A finales del año 1699, observando que resulta “inicua” la acción evangelizadora, el obispo de Tucumán recompone las “huestes” de su estructura religiosa monoteísta, y decide trasladar la sede episcopal hacia una ciudad que “poseyera una segura demarcación territorial, libre del acoso de los rebeldes Cacá”…

Luego de intensificarse los ataques nativos contra los españoles, el Obispo de Tucumán, Manuel Mercadillo, traslada la sede episcopal desde la ciudad de Santiago del Estero a la ciudad de Córdoba.

Colateralmente, los edificios elevados por estos primeros religiosos en el NOA “no formaron parte de la historia oficial”, sea porque la debilidad estructural los dejó pasibles de las destrucciones temporales, sea porque los primeros “templos” fueron simples oratorios con advocaciones determinadas[84].
En ese aspecto de la dialéctica estructural, resulta verosímil que una vez creado el Curato de Belén, se citara que en el mismo todavía se encontraba en “pie” la primera capilla de la región ubicada en “Haschaschi”, región de Andalgalá[85]

En su libro, el padre Antonio Larrouy cita que el padre Pedro Juan Andréu, que había nacido en Palma de Mallorca en 1697 y que fuera enviado para la evangelización de los “Lules”, pasaba de vez en cuando a Andalgalá, ya que pertenecía a la desmesurada parroquia de Belén y que la misma no tenía sacerdote fijo (…) El padre José Manuel Peramás que había residido durante varios años en el territorio de Argentina, cita el Curato, afirmando que…“La parroquia de Belén pertenecía a una desmesurada extensión, comprendiendo la antigua jurisdicción de Londres, desde Anconquija y el Ambato hasta la gran Cordillera, y de la frontera de La Rioja (el Valle de Arauco) hasta Santa María inclusive”[86]

Pero la región que abarcaba el primigenio territorio invadido por los españoles, se encontraba bajo la jurisdicción de la Iglesia de La Rioja, y aunque la labor de doctrina debía ser impulsada desde la ciudad de Todos los Santos, los religiosos allí asentados no desarrollaron su misión.
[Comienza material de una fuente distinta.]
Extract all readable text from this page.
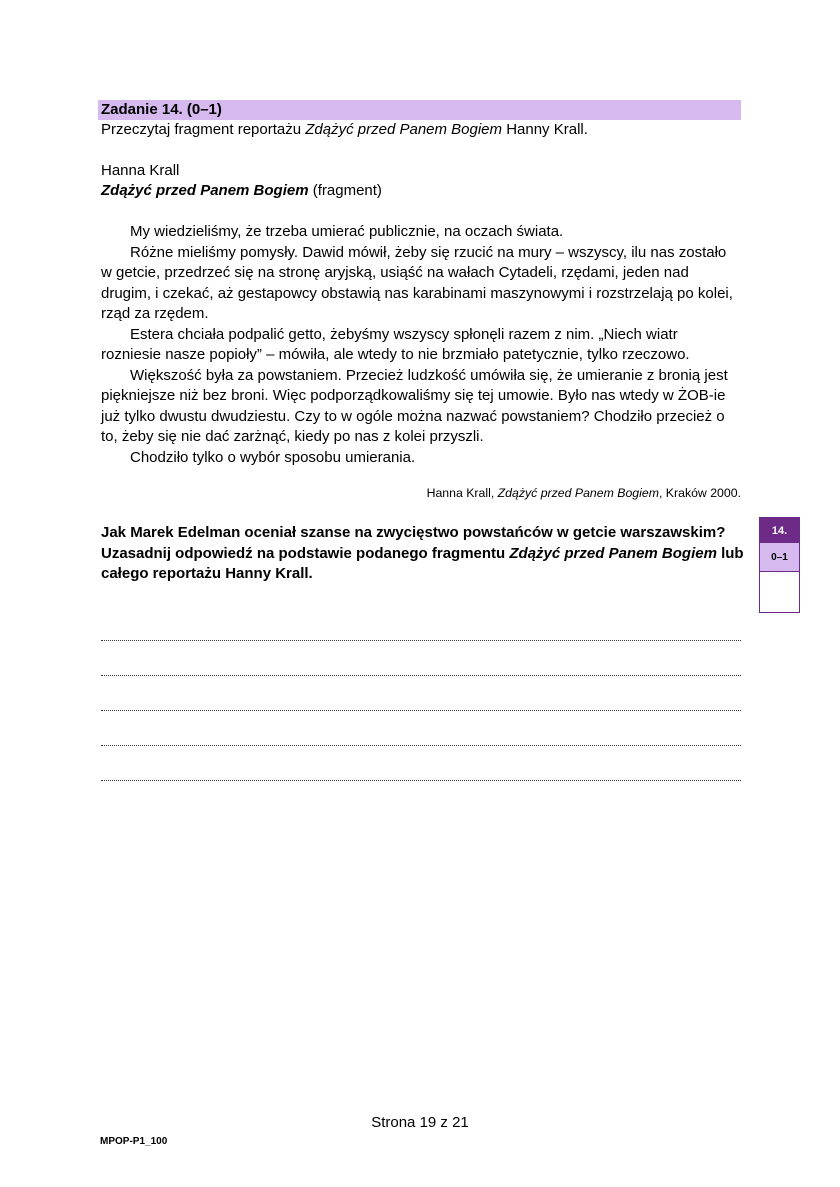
Zadanie 14. (0–1)
Przeczytaj fragment reportażu Zdążyć przed Panem Bogiem Hanny Krall.
Hanna Krall
Zdążyć przed Panem Bogiem (fragment)

My wiedzieliśmy, że trzeba umierać publicznie, na oczach świata.

Różne mieliśmy pomysły. Dawid mówił, żeby się rzucić na mury – wszyscy, ilu nas zostało w getcie, przedrzeć się na stronę aryjską, usiąść na wałach Cytadeli, rzędami, jeden nad drugim, i czekać, aż gestapowcy obstawią nas karabinami maszynowymi i rozstrzelają po kolei, rząd za rzędem.

Estera chciała podpalić getto, żebyśmy wszyscy spłonęli razem z nim. „Niech wiatr rozniesie nasze popioły” – mówiła, ale wtedy to nie brzmiało patetycznie, tylko rzeczowo.

Większość była za powstaniem. Przecież ludzkość umówiła się, że umieranie z bronią jest piękniejsze niż bez broni. Więc podporządkowaliśmy się tej umowie. Było nas wtedy w ŻOB-ie już tylko dwustu dwudziestu. Czy to w ogóle można nazwać powstaniem? Chodziło przecież o to, żeby się nie dać zarżnąć, kiedy po nas z kolei przyszli.

Chodziło tylko o wybór sposobu umierania.

Hanna Krall, Zdążyć przed Panem Bogiem, Kraków 2000.
Jak Marek Edelman oceniał szanse na zwycięstwo powstańców w getcie warszawskim? Uzasadnij odpowiedź na podstawie podanego fragmentu Zdążyć przed Panem Bogiem lub całego reportażu Hanny Krall.
14.
0–1
Strona 19 z 21
MPOP-P1_100
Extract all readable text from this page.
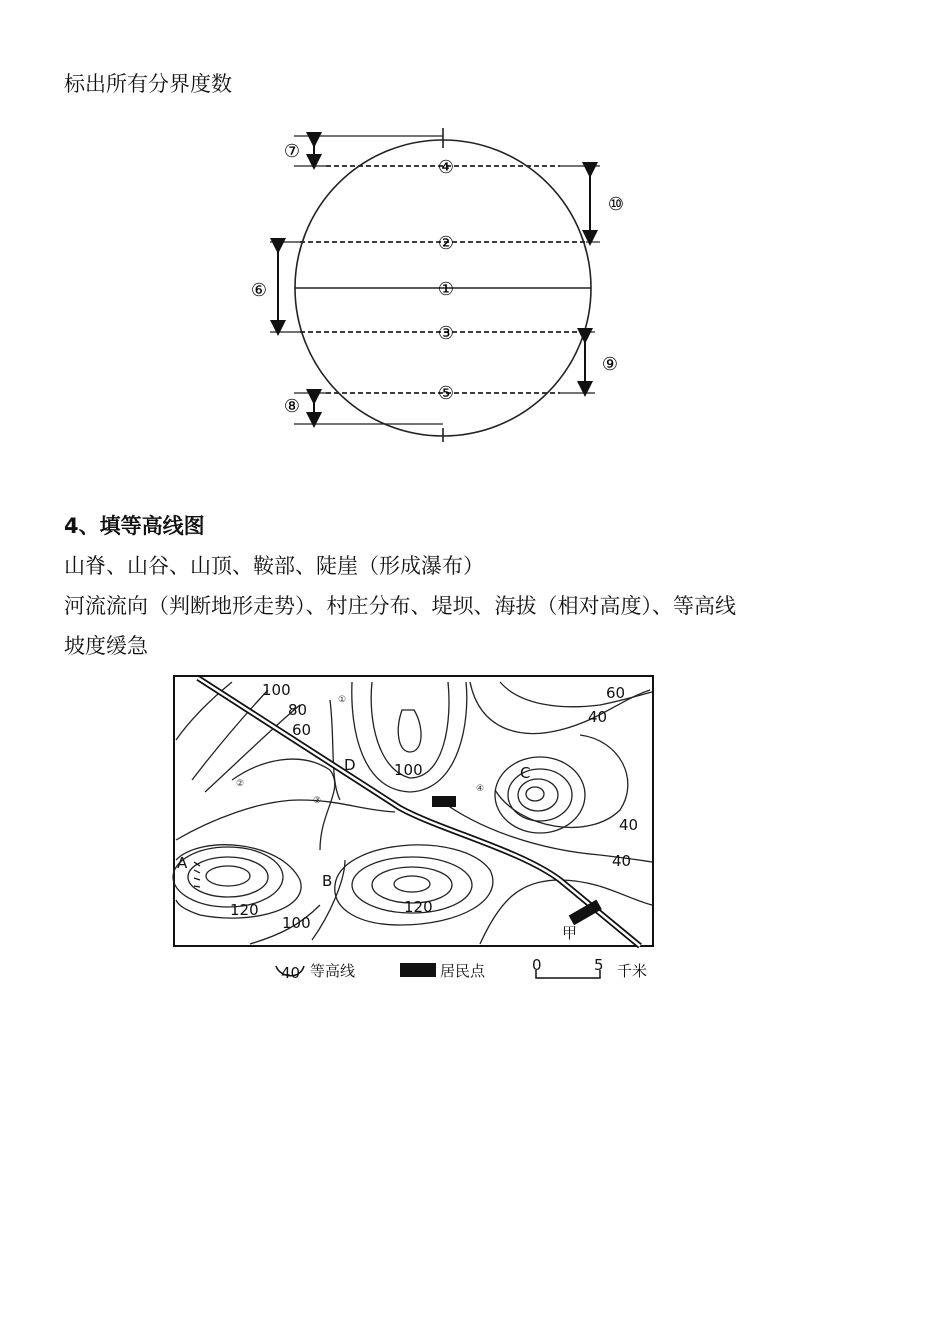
标出所有分界度数
①
②
③
④
⑤
⑥
⑦
⑧
⑨
⑩
4、填等高线图
山脊、山谷、山顶、鞍部、陡崖（形成瀑布）
河流流向（判断地形走势）、村庄分布、堤坝、海拔（相对高度）、等高线
坡度缓急
100
80
60
100
60
40
40
40
120
100
120
A
B
C
D
甲
①
②
③
④
40 等高线	居民点	0	5 千米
Por ese motivo, y aunque la delimitación jurisdiccional eclesiástica entre Catamarca y La Rioja lo impedía, fueron los frailes asentados en el amplio Tucumán quienes desplegaron su labor en el Valle de Capayán (antigua denominación de los valles de Londres, y de Arauco) sin respetar las demarcaciones políticas.
En los archivos que pertenecieron a la iglesia de la ciudad de Todos los Santos de la Nueva Rioja, se cita que hacia la segunda mitad del siglo XVII en los Curatos de “Capital”, “Los Llanos”, “Guandacol”, “Arauco” y “Famatina”, se resguardan las almas de cuatro mil indios y quinientos mulatos…

CAPILLA DE ANGUINAN
En los pueblos indios de Sanagasta, Malligasta, Sañogasta, Olta, Aimogasta, Los Sauces, Pituil, Famatina, Machigasta, Anguinan y Vichigasta, apenas hay un centenar de ellos. (Nativos) [87] “Que perduran en sus costumbres y en mantener la identidad”.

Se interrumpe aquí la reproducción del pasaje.